Uçak harekete geçmişti. Ben vampirin başında gözlerini açmasını bekliyordum. Diğerleri ise içeride oturuyordu.
Vampir hala baygın yatıyordu. Uyanmasının uzun süreceğini düşündüğüm için diğerlerine katıldım.
Flex
“Pekala adın ne?”
Çocuk
“Paul!”
Keen
“Gücün muhteşem. Sınırlarını zorlarsan bu güçle yapamayacağın şey yok.”
Mat araya girerek
“Fakat önce eğitimden geçmelisin!”
Paul
“Ne eğitimi?”
“Bizim gibi güçlerini kontrol etmek ve geliştirmek için seni eğitecekler.”
Flex
“Tabi bizde eğitim aşamasındayız. Daha zorla en son bir yılana dönüştüm. Yarım saat düzelemedim. Kontrol etmem zor oluyor bazen.”
Paul gülerek
“Bende bir kere duvardan geçerken kafan bir tarafta bacaklarım diğer tarafta kalmıştı. Sürekli orada sıkışıp kalacağım diye çok korkmuştum.”
Sense
“Enerjini çok harcamak yan etki yapabiliyor. Dikkatli olmalısın.”

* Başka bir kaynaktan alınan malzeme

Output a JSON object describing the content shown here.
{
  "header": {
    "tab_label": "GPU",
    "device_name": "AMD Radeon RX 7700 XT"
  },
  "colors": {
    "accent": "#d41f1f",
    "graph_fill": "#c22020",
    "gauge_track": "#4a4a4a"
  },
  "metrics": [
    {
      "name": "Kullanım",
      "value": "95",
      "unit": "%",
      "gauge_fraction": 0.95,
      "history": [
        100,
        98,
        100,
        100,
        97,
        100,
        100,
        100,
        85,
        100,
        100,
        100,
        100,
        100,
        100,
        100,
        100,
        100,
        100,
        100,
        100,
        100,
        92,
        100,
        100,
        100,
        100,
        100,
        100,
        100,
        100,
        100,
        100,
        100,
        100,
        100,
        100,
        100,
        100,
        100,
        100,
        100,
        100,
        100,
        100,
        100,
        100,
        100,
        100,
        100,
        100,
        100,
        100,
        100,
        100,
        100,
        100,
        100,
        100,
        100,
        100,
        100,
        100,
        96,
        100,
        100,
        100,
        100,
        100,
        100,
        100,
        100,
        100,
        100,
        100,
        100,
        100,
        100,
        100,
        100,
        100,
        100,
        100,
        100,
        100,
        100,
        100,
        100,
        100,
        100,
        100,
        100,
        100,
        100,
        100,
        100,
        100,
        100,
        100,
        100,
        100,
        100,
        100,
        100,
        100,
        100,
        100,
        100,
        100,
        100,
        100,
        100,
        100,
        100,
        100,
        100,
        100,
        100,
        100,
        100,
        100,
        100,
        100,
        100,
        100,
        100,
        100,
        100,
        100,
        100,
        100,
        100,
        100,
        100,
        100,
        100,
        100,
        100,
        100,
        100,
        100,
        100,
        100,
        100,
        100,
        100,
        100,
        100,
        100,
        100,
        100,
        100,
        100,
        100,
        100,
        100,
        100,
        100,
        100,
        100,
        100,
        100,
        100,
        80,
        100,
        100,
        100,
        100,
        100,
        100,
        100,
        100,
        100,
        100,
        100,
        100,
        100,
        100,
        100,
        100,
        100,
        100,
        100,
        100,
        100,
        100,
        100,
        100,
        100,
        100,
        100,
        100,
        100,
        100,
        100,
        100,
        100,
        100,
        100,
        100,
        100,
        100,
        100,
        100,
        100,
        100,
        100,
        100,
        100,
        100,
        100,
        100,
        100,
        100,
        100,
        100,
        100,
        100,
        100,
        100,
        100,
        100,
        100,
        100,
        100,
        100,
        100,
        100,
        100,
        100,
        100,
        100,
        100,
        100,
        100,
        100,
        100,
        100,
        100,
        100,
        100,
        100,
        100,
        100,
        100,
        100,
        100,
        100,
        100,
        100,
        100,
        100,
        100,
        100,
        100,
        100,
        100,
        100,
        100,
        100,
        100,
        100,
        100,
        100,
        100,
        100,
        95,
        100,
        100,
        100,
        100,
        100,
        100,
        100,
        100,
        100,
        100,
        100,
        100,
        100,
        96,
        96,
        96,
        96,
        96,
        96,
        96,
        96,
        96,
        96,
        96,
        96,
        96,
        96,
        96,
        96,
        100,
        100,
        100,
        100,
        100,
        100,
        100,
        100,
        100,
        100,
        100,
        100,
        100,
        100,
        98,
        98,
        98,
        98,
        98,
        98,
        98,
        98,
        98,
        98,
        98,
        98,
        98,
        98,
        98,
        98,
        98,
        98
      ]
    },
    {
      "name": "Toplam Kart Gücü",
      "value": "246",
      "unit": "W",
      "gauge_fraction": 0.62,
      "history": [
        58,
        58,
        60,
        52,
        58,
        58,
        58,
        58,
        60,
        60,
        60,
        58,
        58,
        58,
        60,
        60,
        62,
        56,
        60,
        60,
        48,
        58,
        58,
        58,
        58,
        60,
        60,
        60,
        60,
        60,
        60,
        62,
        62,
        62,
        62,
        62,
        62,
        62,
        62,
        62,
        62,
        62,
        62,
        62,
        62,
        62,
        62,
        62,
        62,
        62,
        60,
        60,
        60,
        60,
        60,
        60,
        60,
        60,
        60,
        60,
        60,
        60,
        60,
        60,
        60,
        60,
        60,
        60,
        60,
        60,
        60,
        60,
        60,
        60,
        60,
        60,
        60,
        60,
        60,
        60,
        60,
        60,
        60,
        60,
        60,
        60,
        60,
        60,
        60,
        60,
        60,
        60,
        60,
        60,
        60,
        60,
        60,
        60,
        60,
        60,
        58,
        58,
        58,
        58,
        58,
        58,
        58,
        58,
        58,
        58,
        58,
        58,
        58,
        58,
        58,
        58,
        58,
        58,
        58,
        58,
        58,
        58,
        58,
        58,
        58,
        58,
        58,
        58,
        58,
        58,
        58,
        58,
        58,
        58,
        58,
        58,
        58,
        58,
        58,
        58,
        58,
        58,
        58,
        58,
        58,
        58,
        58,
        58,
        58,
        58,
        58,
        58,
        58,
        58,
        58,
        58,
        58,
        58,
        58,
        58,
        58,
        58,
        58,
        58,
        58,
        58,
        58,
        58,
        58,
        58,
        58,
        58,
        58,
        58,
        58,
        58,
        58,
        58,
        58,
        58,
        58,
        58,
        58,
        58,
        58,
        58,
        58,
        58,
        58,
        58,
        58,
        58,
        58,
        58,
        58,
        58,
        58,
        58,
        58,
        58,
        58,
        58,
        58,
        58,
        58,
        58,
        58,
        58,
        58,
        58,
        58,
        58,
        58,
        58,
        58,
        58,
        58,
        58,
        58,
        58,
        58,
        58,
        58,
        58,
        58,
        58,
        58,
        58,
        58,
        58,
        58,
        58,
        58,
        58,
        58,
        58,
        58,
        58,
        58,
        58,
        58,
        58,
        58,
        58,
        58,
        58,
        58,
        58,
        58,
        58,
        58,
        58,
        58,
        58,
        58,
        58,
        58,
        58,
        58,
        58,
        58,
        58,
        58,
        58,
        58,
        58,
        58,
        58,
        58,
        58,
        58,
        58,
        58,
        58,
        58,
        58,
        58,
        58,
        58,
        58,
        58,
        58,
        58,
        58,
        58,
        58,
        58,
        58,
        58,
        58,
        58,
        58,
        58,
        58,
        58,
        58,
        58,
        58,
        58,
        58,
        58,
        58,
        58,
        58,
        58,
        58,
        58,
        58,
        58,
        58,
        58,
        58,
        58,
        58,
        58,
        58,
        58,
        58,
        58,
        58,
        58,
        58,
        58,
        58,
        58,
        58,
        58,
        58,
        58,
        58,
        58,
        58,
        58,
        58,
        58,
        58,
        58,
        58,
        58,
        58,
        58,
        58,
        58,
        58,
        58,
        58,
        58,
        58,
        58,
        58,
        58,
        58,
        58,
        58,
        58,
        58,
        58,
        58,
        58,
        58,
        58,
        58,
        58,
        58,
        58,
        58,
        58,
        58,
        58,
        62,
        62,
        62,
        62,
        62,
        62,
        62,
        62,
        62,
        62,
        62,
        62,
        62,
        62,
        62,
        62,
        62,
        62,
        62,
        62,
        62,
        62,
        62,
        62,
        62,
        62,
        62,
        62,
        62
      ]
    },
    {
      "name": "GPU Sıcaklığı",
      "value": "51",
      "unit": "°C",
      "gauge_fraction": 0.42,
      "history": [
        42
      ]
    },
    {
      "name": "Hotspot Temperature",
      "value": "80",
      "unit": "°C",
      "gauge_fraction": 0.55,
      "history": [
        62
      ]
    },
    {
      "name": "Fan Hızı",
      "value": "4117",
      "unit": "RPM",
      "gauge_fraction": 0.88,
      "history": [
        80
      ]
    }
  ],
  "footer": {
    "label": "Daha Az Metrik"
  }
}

Onlar öyle konuşurken içerden vampirin sesi geldi.
“Çıkarın beni buradan!”
Mat, Diana ve ben bakmak için yanına gittik.
Vampirin gözleri tamamen kırmızıydı.
Mat
“Seni çıkartmayacağız. Tabi bu çocuğu neden aradığınızı anlatırsan bir ihtimal bırakırız.”
Vampir
“Neden size güveneyim ki? İçinizdeki güven bu kadar azken.”
Diana
“Ne demek oluyor bu?”
Vampir bir bana bir Mat’a baktı.
“Güvensizlik beni en çok tatmin eden şey. O hissi damarlarıma kadar hissediyorum.” Gözlerini bana dikmişti.
Mat
“Ne saçmalıyorsun sen?”
“Diyorum ki daha siz birbirinize tam olarak güvenmezken benim size güveneceğimi nereden çıkartıyorsunuz?”
Mat
“Kim kime güvenmiyor?”
Ama vampir gözlerini benden ayırmıyordu.
Mat ise bir Diana’ya bir bana baktı.
Bense konuyu değiştirdiğini fark ederek
“Paul’u neden arıyordunuz.”
“Sizin gibi yalnız kalmaktan korkan bir adam için arıyordum.”
“Hangi adam?”
“Başka bilgi yok melez.”
Demirleri sıkarak
“Konuş! Seni şurada paramparça ederim.”
“Hadi şu demirleri aş ve yanıma gel güzellik. Beni nasıl parçalıyormuşsun hep beraber görelim.”
Mat omzuma dokunarak
“Boş ver sinirlerine hakim olmalısın. Zaten elinde sonunda konuşturacağız. Gidip biraz dinlenelim.”
Diana da yanıma gelerek
“Hadi gidelim.”
Onlarla beraber oradan çıktım. Sakinleşmeye çalışıyordum. Koltuklardan birine yerleştim. Vel bana bakarak
“Gözlerinin rengini düzeltemez misin? Çocukları korkutacaksın.”
Flex araya girerek
“Ben alıştım artık korkmuyorum.”
Gözlerimi kapattım. Derin derin nefes aldım.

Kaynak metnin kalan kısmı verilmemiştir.